An 18-Year Experience in the Management of Congenital Nevomelanocytic Nevi

Background:Children with giant congenital nevomelanocytic nevi (CNN) are referred to our pediatric burn center for the surgical management of this disfiguring and potentially malignant skin disorder. Use of tissue expanders has contributed significantly in limiting donor site morbidity associated with treatment of giant CNN. Cultured skin substitutes (CSS) have also shown promise as an alternative wound coverage. With recent controversy regarding the effectiveness of excision in preventing melanoma risk, we wished to review our surgical management of giant CNN and to determine the incidence of malignancy in these patients. Methods:A retrospective chart review of patients with giant CNN was performed from 1985 to 2003. Charts were reviewed for age, sex, percentage total body surface area (TBSA) involved, age at initiation and completion of treatment, surgical treatment, complications, histopathology, and length of follow-up. Results:Of the 40 patients treated at our facility, the mean extent of skin involvement was 10% TBSA (range: 0.5%–75%). The mean age at initial operation was 5.1 years, and the majority of surgical interventions were completed within a mean of 1.3 years. Twenty-two patients (55%) required more than 1 surgical procedure. Excision and split-thickness skin grafting was the most common surgical procedure (n = 22) followed by excision with primary closure (n = 18). Ten patients were treated with tissue expansion, while 4 received cultured skin replacements. One patient died of extracutaneous melanoma during the course of surgical treatment.

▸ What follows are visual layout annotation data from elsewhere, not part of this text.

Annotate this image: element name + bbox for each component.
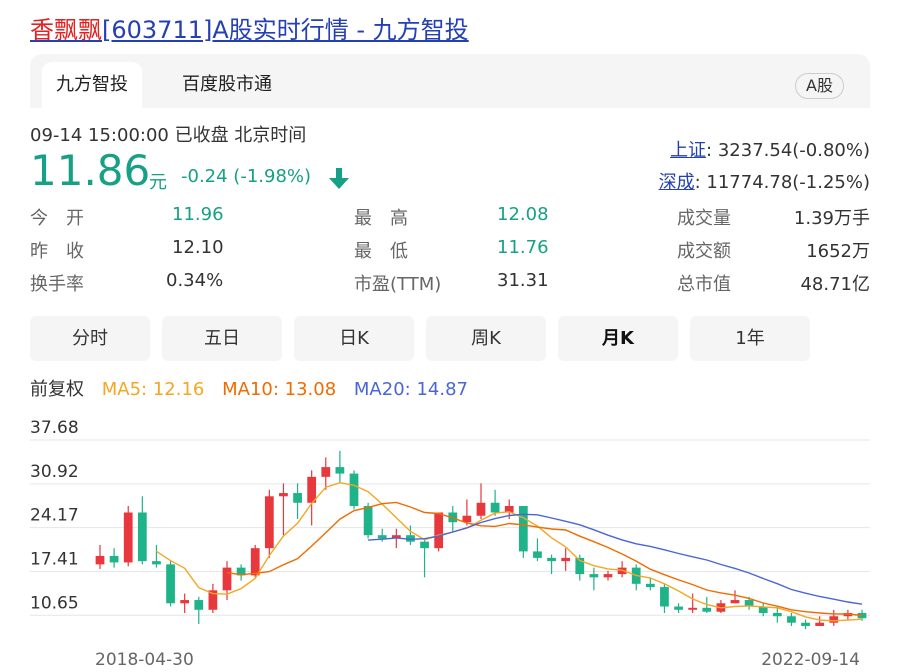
stat-pe-label: 市盈(TTM) (354, 274, 442, 295)
period-tab-5day[interactable]: 五日 (162, 316, 282, 361)
tab-baidu-stock[interactable]: 百度股市通 (168, 62, 286, 108)
candle-body (660, 587, 669, 607)
period-tab-intraday[interactable]: 分时 (30, 316, 150, 361)
candle-body (349, 473, 359, 507)
candle-body (264, 496, 274, 549)
candle-body (123, 512, 133, 563)
period-tab-monthly[interactable]: 月K (558, 316, 678, 361)
index-shanghai-value: : 3237.54(-0.80%) (706, 140, 870, 161)
candle-body (335, 467, 345, 474)
y-tick-label: 30.92 (30, 462, 79, 482)
candle-body (363, 506, 373, 536)
stat-volume-value: 1.39万手 (793, 208, 870, 229)
page-title-rest: [603711]A股实时行情 - 九方智投 (102, 16, 469, 44)
candle-body (829, 616, 839, 623)
ma10-label: MA10: 13.08 (222, 379, 337, 400)
y-tick-label: 10.65 (30, 593, 79, 613)
stat-turnover-value: 0.34% (166, 270, 224, 291)
candle-body (815, 622, 825, 626)
candle-body (547, 557, 556, 562)
down-arrow-icon (329, 168, 349, 189)
stat-turnover-label: 换手率 (30, 274, 84, 295)
current-price: 11.86 (30, 146, 151, 195)
stat-high-label: 最 高 (354, 208, 408, 229)
candle-body (730, 600, 740, 604)
period-tab-1year[interactable]: 1年 (690, 316, 810, 361)
period-tab-daily[interactable]: 日K (294, 316, 414, 361)
page-title-link[interactable]: 香飘飘[603711]A股实时行情 - 九方智投 (30, 10, 469, 45)
y-tick-label: 17.41 (30, 549, 79, 569)
index-shenzhen-value: : 11774.78(-1.25%) (694, 172, 870, 193)
stat-low-value: 11.76 (497, 237, 549, 258)
candle-body (772, 613, 782, 617)
stat-prev-value: 12.10 (172, 237, 224, 258)
stat-mcap-value: 48.71亿 (800, 274, 870, 295)
candle-body (222, 567, 232, 591)
candle-body (137, 512, 147, 562)
price-change: -0.24 (-1.98%) (181, 166, 312, 187)
ma10-line (226, 501, 863, 617)
price-unit: 元 (149, 172, 167, 193)
candle-body (293, 493, 302, 503)
candle-body (420, 541, 429, 549)
candle-body (702, 607, 712, 612)
candle-body (801, 622, 810, 626)
stat-mcap-label: 总市值 (677, 274, 731, 295)
quote-timestamp: 09-14 15:00:00 已收盘 北京时间 (30, 125, 307, 146)
candle-body (674, 606, 683, 610)
period-tab-weekly[interactable]: 周K (426, 316, 546, 361)
stat-amount-label: 成交额 (677, 241, 731, 262)
candle-body (688, 607, 698, 610)
candle-body (321, 467, 331, 477)
candle-body (279, 493, 288, 497)
x-end-label: 2022-09-14 (761, 650, 860, 670)
candle-body (589, 574, 599, 578)
candle-body (518, 506, 528, 552)
candle-body (180, 600, 190, 604)
candle-body (787, 616, 796, 623)
index-shenzhen-link[interactable]: 深成 (659, 172, 695, 193)
candle-body (166, 564, 175, 604)
index-shanghai-link[interactable]: 上证 (670, 140, 706, 161)
candle-body (490, 502, 500, 513)
stat-volume-label: 成交量 (677, 208, 731, 229)
candle-body (109, 555, 119, 563)
candle-body (434, 512, 444, 549)
ma5-label: MA5: 12.16 (101, 379, 205, 400)
candle-body (152, 561, 161, 565)
y-tick-label: 24.17 (30, 506, 79, 526)
stat-open-label: 今 开 (30, 208, 84, 229)
stat-prev-label: 昨 收 (30, 241, 84, 262)
source-tabs: 九方智投 百度股市通 A股 (30, 54, 870, 108)
ma20-label: MA20: 14.87 (353, 379, 468, 400)
x-start-label: 2018-04-30 (95, 650, 194, 670)
candle-body (194, 600, 204, 610)
candle-body (377, 535, 387, 539)
period-selector: 分时 五日 日K 周K 月K 1年 (30, 316, 810, 361)
stat-pe-value: 31.31 (497, 270, 549, 291)
stat-amount-value: 1652万 (806, 241, 870, 262)
candle-body (561, 557, 571, 562)
stock-name: 香飘飘 (30, 16, 102, 44)
stat-open-value: 11.96 (172, 204, 224, 225)
candle-body (476, 502, 486, 516)
stat-high-value: 12.08 (497, 204, 549, 225)
index-shanghai: 上证: 3237.54(-0.80%) (670, 136, 870, 162)
tab-jiufang[interactable]: 九方智投 (42, 62, 142, 108)
adjust-mode[interactable]: 前复权 (30, 379, 84, 400)
ma-legend: 前复权 MA5: 12.16 MA10: 13.08 MA20: 14.87 (30, 375, 480, 401)
candle-body (95, 555, 105, 565)
market-badge: A股 (795, 73, 844, 99)
kline-chart[interactable]: 37.68 30.92 24.17 17.41 10.65 2018-04-30 2022-… (0, 400, 905, 672)
y-tick-label: 37.68 (30, 418, 79, 438)
stat-low-label: 最 低 (354, 241, 408, 262)
candle-body (533, 551, 542, 558)
candle-body (645, 583, 655, 588)
candle-body (250, 548, 260, 576)
candle-body (603, 574, 613, 578)
index-shenzhen: 深成: 11774.78(-1.25%) (659, 168, 870, 194)
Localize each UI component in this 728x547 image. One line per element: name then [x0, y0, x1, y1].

Three patients demonstrated histopathologic evidence of cytoatypia but remained clinically free of malignancy during a mean follow-up of 11 years. Conclusions:Giant CNN are both important cosmetic and medical problems. With an associated lifetime risk of melanoma in 4%–10% of patients, excision of CNN is recommended despite the fact that 50% of melanomas arise extracutaneously. Depending on the extent of body surface area involvement, wound closure can be obtained with conventional split- or full-thickness skin grafts, tissue expansion, and/or cultured autologous cultured skin substitutes. The latter 2 modalities provide improved cosmetic results, with minimal donor site morbidity.